Went in today. First task was to find a way to hold one from the other day that I'd forgotten a cut on. And then I cut too deep. Drat.
Ran off a second solid-body and was starting to get into the groove. Set up for the finishing pass, threw on the half nut for a powered feed -- and engaged the cross-feed instead of the longitudinal. Drat. Fortunately, this time I knew I could rescue the piece as long as I didn't re-chuck it. So turned it into another full-function body. Of course, that meant bringing out a bunch of other tools, and pretty much killed the assembly line.
Then ran short of metal. Was just enough on the last bar to finish the order if I was clever. I wasn't quite clever enough. Did two passes in the wrong order. Set up for a left-handed cut, got the power feed set correctly for that. And going "backwards" must have thrown me, because when it came to the moment where you throw off the half nut and take up the motion smoothly with the traverse wheel...I grabbed the wrong wheel. Drat.
Oh, and finished the day destroying another chunk of brass stock trying to part it. At least this time I figured out a better method; just cut a v-groove where the part should happen, and hack-saw it off right in the lathe.
Next set, in progress; the solid-bodies need to be painted, the two full-function need the spring-loaded buttons installed. Unfortunately, all the primers I ran off yesterday are a trifle large; only two of those in the bag were useable. The two grenades on the right are mistakes; my original (at the old dimensions), and the one I tried to rescue and failed.

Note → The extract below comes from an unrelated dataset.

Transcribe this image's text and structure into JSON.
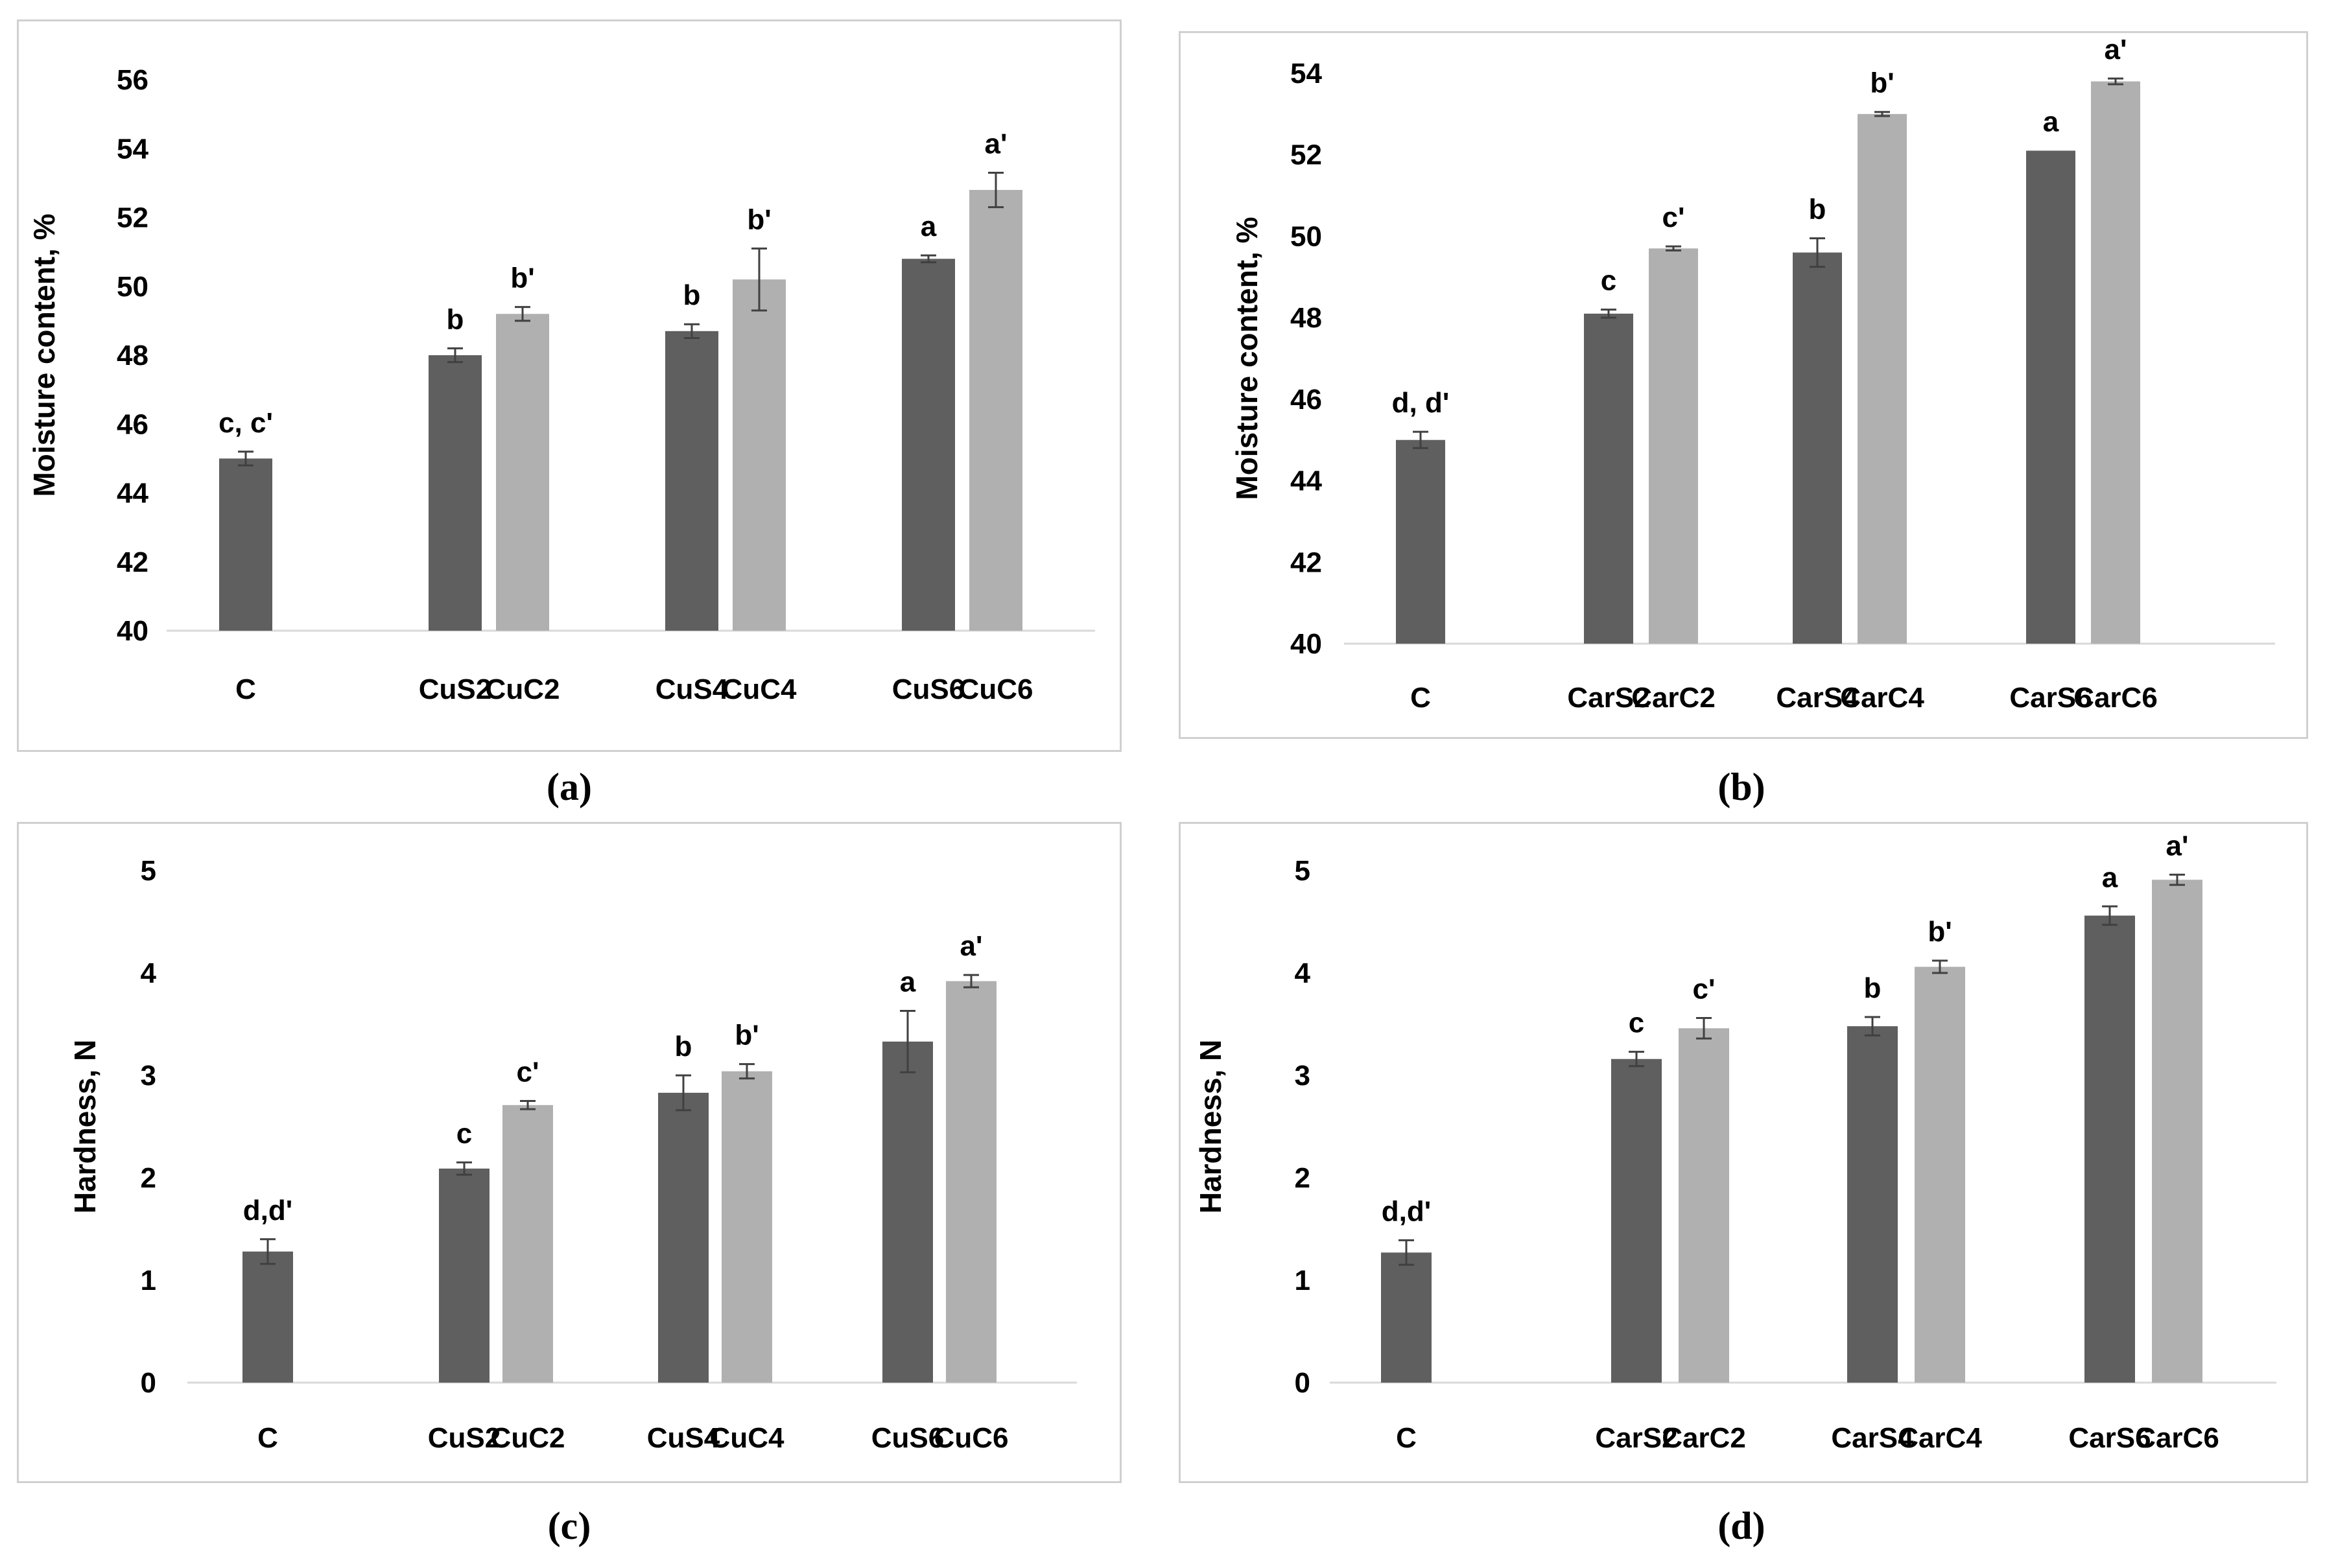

The one thing I can say is I'm starting to like that 7075. It is very springy; I have to adjust to the tools springing back on me, and dealing with chips on the rough passes is still a problem. Also, it is so tough I can't really dig the knurling in as deep as I'd like on the grenades. But on the upside, with the right feeds it makes a very shiny, hard surface. It feels tougher, and even weighs noticeably more.
I've been looking at the Suomi some more. The plasma cuts they made through the receiver left some pretty large gaps. Just welding isn't enough; I'd need to do filler welds to bridge those gaps. And it also made a total mess of the threads where the end-cap goes.
But machining is no simple task, either. There's a lot of complex slotting for the magazine well, and some big chunks of metal that need to be constructed for that, too. And it seems impossible to do without welds -- which means getting checked out on MIG, and then getting enough practice in to do them clean.